Thursday, June 28, 2018

LEONARDO TONUS, UM POETA SOCIAL REVISITADO




Não existe prazer para um crítico literário que a exegese duma reunião de poemas em seu lançamento.  Poesia fruída água límpida, extraída da fonte, cântaro premente, produzida no calor da contemporaneidade. Versos não prosaicos nem crônicas poetizadas, poesia feita poesia com olhar nada datado para a condição humana, alto relevo encantado do dia que se eterniza, frutos da terra amadurecidos para fazerem-se literatura.  Leonardo Tonus remete a poesia brasileira feita de longe como aquela de um Ribeiro Couto, escritor que nunca largou as temáticas tropicais enriquecidas pela vivência de décadas na Europa.  Não por acaso o poeta refere-se a Saint-John Perse outro cosmopolita eivado do mesmo sentimento atlântico do mundo.  O “modus operandi dum escritor especialmente poeta é movimento pendular de “esponja” e “garimpo”: extrair a seiva sem arestas que não essencialidade da trama e epifania, o “insight” metafórico  eficiente e lapidar. Arqueologia de afectos, tecelagem de perceptos, delicadeza na tessitura de seus versos dum lirismo rascante. “À mãe” já nasce feito para qualquer antologia sobre esse mote, enlevado argumento:

“Serei breve na concisão da rã
que salta nas profundezas do velho poço solitário
que pede ajuda no gosto salgado
das rotas do deserto de afetos.

O toque das mãos breves da mãe,
suspensas,
Na eternidade do amor.

O autor alterna virtuosismo elegíaco com improvável analogia e expressão direta de poeticidade: deslocamentos de plasticidade que me levam a Jorge de Lima ou ao mestre lusitano Herberto Helder. A fanopéia, a imagética, a poética evocativa que ecoa a geração beat com o poder de “Uivo” de Ginsberg ou até o pouco conhecido talento de David Bowie com “O palhaço de Deus” reunindo seus poemas psicodélicos se revela em “Ich denke” quando Tonus ressoa em escritura a musicalidade polifônica do nosso amado Philip Glass!

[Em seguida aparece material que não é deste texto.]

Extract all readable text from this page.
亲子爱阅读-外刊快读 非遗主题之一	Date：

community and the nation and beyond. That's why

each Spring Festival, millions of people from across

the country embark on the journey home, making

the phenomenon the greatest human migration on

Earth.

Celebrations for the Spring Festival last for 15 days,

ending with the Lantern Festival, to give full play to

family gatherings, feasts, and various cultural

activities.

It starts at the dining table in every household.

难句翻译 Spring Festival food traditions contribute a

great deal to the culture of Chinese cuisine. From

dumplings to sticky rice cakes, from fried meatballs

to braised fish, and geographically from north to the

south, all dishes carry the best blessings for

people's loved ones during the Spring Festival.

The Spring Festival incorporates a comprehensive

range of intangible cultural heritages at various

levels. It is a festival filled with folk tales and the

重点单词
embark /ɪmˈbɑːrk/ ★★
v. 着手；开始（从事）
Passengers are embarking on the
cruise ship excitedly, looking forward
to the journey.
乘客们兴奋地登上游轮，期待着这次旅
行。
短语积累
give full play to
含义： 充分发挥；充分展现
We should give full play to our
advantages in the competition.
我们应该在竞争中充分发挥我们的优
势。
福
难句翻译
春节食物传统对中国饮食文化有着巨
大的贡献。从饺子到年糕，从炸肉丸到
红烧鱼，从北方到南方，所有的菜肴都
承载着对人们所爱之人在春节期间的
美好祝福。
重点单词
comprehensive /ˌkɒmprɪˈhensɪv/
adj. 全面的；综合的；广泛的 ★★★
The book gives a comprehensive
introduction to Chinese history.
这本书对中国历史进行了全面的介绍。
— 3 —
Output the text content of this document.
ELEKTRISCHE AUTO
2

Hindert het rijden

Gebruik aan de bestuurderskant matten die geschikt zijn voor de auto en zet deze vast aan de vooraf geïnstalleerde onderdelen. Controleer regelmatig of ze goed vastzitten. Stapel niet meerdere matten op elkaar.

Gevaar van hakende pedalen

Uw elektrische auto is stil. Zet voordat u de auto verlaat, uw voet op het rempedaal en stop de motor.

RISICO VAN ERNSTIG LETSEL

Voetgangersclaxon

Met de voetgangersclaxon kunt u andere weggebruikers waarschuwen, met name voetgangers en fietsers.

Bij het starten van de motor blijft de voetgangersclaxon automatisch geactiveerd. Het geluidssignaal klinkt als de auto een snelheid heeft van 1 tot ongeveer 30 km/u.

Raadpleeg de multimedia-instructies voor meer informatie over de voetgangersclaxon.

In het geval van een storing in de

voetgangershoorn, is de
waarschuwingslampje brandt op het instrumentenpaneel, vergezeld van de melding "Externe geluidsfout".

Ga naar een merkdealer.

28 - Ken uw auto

“Quando estou em Berlim no Gedenkstatte Berliner Mauer, denke ich .
Penso nos dedos de minha geração
Inconsciente
do fim do mundo
inconsistente.
Koyaanisqatsi
A frase hipnotizante sob a música de Philip Glass.
A vida fora do eixo natural
mais acelerada.

Destruidora
vida amedrontada.”

Tão nosso mundo isso! Com olhos no retrovisor em outra ditadura...

Fragmentos de um afresco, aspereza e contundência de rochas, brechas de ternura, essa poética tem um lado de colagem, com inspiração distinta a partir de grande convivência com poesia de alto nível desde a aforismática de René Char passando pelos oximoros pessoanos.

Leio fascinado um poema que recolho paradigmático desse livro que precisa ser conhecido: no que escrevo já divulgo seu lançamento na Livraria da Vila nesse 21 de junho em Sampa.

OURIÇO

Quero ser a mão de que se servirá o imprevisto
quando a escrita habitar meu pensamento
inconsciente como uma queimadura.
quero que minha voz migrante ecoe
na espera do lugar algum.

Uma poesia realmente epidérmica, tatuada de alguma esfera rara.




Poeta, contista e crítico literário,
Flávio Viegas Amoreira é das mais inventivas
vozes da Nova Literatura Brasileira
surgidas na virada do século: a ‘’Geração 00’’.
Utiliza forte experimentação formal
e inovação de conteúdos, alternando
gêneros diversos em sintaxe fragmentada.
Vem sendo estudado como uma das vozes
da pós-modernidade literária brasileira
em universidades americanas e européias.
Participante de movimentos culturais
e de fomento à leitura, é autor de livros como
Maralto (2002), A Biblioteca Submergida (2003),
Contogramas (2004) e Escorbuto, Cantos da Costa (2005).